Au moment où Fanon écrit, il y a déjà beaucoup de monde qui pense que ce narratif n’est plus adéquat pour décrire la situation réelle. Le prolétariat industriel ne constitue pas la majorité de la population mondiale, et en général, il ne semble pas disposé à perdre ses chaînes, selon l’expression du Manifeste du parti communiste. C’est dans ce contexte que des mouvements et des intellectuels cherchent un autre cadre d’analyse plus conforme à une analyse sociologique et plus utile pour construire une perspective politique radicale. C’est ainsi que sont proposées de nouvelles idées pour définir le sujet historique central, qui serait au centre de l’activité révolutionnaire. Pour Fanon, il s’agit du lumpenprolétariat « détribalisé » et urbanisé. Fanon est cependant prudent dans cette affirmation, car il craint le « piège de la spontanéité ».
À la fin, Fanon nous lègue quelque chose qui dépasse la passion et qui dépasse également un « plan de match » pour l’action politique. Il offre une brillante délinéation de nos dilemmes collectifs. Sans la violence, les damnés de la terre ne peuvent rien accomplir, mais la violence, bien que thérapeutique et effective, ne résout rien. Sans briser la domination de la culture pan-européenne, il est impossible d’avancer. Par contre, l’affirmation conséquence du particularisme est paralysante et mène inévitablement à de nombreux « pièges ». La lutte des classes est centrale, à condition que l’on sache de quelles luttes et de quelles classes on parle. Les classes « lumpen », sur leurs propres bases, sans structure organisationnelle, se révoltent, mais ces révoltes se dévorent elles-mêmes.

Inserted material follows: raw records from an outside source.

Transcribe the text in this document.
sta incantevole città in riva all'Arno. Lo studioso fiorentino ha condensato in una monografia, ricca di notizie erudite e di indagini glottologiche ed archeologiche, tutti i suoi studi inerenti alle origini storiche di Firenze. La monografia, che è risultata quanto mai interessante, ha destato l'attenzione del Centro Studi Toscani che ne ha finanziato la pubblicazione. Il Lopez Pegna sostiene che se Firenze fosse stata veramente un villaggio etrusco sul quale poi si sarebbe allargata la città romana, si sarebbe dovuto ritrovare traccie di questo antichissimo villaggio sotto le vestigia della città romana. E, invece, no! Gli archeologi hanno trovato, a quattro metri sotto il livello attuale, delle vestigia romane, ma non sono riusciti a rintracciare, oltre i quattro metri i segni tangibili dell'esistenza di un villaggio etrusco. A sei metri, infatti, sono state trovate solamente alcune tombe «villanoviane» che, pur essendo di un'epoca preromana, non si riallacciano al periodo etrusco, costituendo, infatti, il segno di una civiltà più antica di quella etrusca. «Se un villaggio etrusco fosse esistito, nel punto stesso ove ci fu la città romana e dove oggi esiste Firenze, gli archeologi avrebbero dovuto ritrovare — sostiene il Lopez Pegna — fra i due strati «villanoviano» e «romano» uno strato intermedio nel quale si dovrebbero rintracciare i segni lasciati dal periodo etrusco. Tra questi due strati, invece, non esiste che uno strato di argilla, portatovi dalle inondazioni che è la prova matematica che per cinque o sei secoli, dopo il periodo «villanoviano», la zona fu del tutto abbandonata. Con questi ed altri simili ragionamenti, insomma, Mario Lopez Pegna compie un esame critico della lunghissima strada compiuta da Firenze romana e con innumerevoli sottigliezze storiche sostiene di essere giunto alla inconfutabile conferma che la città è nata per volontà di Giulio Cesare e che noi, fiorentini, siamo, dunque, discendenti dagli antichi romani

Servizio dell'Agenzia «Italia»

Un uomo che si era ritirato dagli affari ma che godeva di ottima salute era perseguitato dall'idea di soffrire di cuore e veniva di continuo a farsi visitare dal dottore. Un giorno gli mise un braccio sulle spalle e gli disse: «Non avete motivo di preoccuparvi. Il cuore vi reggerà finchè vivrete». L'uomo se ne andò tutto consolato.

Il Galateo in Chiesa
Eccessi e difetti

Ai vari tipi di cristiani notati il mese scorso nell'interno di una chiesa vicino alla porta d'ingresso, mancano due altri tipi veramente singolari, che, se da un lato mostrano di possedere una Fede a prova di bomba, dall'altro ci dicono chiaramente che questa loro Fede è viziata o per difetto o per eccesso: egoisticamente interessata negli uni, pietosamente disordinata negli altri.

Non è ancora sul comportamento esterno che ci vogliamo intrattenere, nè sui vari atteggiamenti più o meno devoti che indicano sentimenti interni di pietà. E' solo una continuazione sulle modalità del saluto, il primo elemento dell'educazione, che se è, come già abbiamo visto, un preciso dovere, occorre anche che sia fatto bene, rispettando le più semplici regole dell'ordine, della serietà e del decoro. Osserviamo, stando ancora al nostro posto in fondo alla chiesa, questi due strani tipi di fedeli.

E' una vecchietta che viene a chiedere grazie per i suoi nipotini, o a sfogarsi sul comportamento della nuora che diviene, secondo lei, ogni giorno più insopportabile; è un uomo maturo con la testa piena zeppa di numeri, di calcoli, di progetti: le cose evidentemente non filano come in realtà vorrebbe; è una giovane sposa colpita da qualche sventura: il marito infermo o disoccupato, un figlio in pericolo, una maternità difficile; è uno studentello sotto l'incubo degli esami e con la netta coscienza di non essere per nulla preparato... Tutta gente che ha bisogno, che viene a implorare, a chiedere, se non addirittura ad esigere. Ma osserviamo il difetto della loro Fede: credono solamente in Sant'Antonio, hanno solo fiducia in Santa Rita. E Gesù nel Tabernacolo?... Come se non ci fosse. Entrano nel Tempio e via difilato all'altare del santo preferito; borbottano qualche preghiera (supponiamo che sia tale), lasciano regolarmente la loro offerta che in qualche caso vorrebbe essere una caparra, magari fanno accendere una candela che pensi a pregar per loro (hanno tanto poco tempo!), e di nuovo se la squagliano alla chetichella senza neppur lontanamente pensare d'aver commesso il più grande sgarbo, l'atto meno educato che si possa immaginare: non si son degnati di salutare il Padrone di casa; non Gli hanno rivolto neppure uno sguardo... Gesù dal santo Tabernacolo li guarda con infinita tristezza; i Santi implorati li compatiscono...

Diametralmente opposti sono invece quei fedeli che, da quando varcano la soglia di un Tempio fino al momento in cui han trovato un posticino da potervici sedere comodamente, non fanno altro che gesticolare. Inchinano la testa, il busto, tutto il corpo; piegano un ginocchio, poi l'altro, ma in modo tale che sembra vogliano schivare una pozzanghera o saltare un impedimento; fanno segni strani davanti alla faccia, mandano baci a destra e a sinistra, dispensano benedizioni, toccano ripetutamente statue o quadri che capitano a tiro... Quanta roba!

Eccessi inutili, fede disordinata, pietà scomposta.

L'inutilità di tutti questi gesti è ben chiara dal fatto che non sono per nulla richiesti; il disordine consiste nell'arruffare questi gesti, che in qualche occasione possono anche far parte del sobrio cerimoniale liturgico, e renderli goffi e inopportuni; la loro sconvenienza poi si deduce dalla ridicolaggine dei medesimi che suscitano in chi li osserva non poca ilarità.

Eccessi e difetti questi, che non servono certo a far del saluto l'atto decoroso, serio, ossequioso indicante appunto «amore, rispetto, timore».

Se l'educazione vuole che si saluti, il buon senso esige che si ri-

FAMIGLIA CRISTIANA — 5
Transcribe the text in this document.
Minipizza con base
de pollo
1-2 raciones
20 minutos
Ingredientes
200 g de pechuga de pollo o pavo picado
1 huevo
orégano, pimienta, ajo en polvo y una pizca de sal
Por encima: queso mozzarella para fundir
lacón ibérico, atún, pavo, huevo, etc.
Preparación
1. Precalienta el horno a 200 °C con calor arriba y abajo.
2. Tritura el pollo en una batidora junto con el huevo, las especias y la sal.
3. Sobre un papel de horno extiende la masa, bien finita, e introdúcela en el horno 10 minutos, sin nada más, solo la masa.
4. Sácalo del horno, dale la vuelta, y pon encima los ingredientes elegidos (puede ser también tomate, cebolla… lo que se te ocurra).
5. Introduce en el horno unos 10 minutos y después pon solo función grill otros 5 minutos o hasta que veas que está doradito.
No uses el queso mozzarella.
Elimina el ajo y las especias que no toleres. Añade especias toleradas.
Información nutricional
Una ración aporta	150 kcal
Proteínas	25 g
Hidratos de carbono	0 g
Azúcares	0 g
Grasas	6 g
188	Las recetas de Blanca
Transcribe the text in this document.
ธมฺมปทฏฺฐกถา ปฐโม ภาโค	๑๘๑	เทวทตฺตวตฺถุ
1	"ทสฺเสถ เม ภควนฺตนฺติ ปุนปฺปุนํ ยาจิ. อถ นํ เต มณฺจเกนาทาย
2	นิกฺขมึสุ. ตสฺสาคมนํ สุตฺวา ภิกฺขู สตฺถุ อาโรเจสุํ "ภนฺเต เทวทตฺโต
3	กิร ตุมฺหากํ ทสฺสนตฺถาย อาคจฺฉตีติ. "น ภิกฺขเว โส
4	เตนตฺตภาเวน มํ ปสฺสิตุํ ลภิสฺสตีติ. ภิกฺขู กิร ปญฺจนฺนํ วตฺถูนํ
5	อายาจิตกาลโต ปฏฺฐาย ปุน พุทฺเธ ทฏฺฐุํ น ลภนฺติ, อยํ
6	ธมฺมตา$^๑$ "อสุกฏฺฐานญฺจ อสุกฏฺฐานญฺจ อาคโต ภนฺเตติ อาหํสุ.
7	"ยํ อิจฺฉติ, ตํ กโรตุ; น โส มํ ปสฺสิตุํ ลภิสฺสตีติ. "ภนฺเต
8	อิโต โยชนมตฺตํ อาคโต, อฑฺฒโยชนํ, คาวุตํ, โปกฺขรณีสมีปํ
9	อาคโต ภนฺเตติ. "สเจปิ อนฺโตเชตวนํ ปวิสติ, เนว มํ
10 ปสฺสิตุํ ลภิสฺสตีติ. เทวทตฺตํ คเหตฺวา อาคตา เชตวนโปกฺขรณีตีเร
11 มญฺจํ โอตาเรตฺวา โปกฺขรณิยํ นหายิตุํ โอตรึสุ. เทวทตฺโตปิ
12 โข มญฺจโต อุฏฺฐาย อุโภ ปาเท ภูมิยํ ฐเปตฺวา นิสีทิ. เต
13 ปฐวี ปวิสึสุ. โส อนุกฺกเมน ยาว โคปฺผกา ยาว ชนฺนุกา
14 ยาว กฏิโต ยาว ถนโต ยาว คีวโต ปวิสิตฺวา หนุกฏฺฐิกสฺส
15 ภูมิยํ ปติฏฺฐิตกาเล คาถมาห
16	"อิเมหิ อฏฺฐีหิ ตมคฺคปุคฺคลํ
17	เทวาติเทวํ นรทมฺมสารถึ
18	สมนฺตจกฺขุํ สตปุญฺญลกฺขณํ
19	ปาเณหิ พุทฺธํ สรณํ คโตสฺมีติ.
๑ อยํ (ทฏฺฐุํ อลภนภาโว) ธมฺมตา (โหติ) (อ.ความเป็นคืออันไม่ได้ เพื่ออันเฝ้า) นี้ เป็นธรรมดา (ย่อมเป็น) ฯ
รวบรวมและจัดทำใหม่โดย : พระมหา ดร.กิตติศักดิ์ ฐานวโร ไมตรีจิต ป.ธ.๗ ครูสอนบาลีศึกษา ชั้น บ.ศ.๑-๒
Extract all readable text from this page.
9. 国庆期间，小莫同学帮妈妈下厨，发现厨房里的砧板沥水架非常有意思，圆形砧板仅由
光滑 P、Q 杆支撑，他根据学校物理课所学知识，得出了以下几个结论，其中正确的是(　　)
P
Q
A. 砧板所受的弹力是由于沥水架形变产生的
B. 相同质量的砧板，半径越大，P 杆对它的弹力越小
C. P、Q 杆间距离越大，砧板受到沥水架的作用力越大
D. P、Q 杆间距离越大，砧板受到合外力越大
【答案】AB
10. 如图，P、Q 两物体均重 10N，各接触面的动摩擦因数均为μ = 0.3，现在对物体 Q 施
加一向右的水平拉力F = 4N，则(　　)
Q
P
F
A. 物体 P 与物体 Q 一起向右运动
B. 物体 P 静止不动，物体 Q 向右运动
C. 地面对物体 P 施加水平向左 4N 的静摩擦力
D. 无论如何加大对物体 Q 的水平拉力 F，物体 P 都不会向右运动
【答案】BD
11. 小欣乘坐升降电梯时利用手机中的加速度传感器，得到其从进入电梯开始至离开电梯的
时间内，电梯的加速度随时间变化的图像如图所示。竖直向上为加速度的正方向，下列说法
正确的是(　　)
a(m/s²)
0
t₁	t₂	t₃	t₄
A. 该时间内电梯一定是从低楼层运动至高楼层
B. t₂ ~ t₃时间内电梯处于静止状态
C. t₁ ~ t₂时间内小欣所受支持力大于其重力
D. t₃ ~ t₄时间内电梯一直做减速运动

Nous nous retrouvons, comme Fanon le prédisait, devant une longue transition durant laquelle notre système-monde capitaliste en arrive à sa phase terminale. C’est une lutte dont le résultat final est totalement incertain. Fanon ne l’a pas dit, mais ses écrits le suggèrent entre les lignes. Si nous réussissons à émerger collectivement de ces luttes vers un meilleur système-monde, nous aurons été capables de confronter les trois dilemmes abordés par Fanon et de les traiter d’une manière qui est simultanément, intelligente analytiquement, engagée moralement pour la « désaliénation » contre laquelle il s’est battue, et politiquement adéquate devant les réalités qui nous interpellent.
[1] Ce texte est une version adaptée du texte paru dans New Left Review, « Reading Fanon into the 21st Century », numéro 57, mai/juin 2009.
[2] Le titre est bien sûr inspiré des premières lignes de l’Internationale, l’« hymne » des mouvements ouvriers.
[3] Frantz Fanon, Les damnés de la terre (1961). Version numérique : < http://classiques.uqac.ca/classiques/fanon_franz/damnes_de_la_terre/damnes_de_la_terre.html . Toutes les citations subséquentes se réfèrent à cette publication.
[4] Aníbal Quijano, « Race et colonialité du pouvoir », Mouvements, 2007/3 n° 51.
[5] Aimé Césaire, Discours sur le colonialisme (1950), Présence africaine, 1989.